Monter les deux seules filles nommées l'une contre l'autre pour un homme, dessiner un héros qui rivalise d'inutilité même en accessoire, faire de l'agresseur sexuel (tout pardonné sans transition) un sujet de blague récurrent, sortir le poncif de la sauveuse blanche, plonger tête baissée dans le piège du personnage de "la fille pas comme les autres" et mettre les deux pieds dans le plat en termes de romance avec de l'inceste qui n'en serait pas vraiment mais peut-être un peu quand-même.

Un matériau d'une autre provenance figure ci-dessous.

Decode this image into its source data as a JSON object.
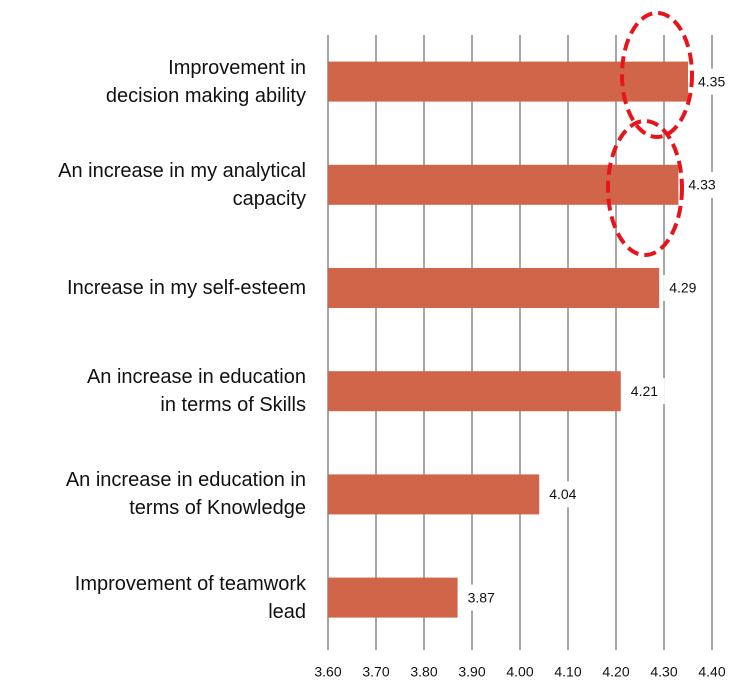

Ça, c'est pour le scénario. Celui-ci échappe de peu au mythe du bon sauvage, alors même que les indigènes sont au mieux anecdotiques, au pire des sujets de blagues remâchées jusqu'à la nausée. En substance : ils sont nus et ils sont cannibales. Vous ne risquez pas de l'oublier. Tout vous rappellera aussi que vous lisez les pages d'un homme, dont on croirait d'abord qu'il n'a jamais parlé à de jeunes femmes avant de réaliser qu'il n'a plus probablement jamais parlé à des adolescents en général – quant à savoir s'il en a un jour été un, mystère. Il voit plutôt le passage à l'âge adulte comme un interrupteur, cause de relationnels lunaires.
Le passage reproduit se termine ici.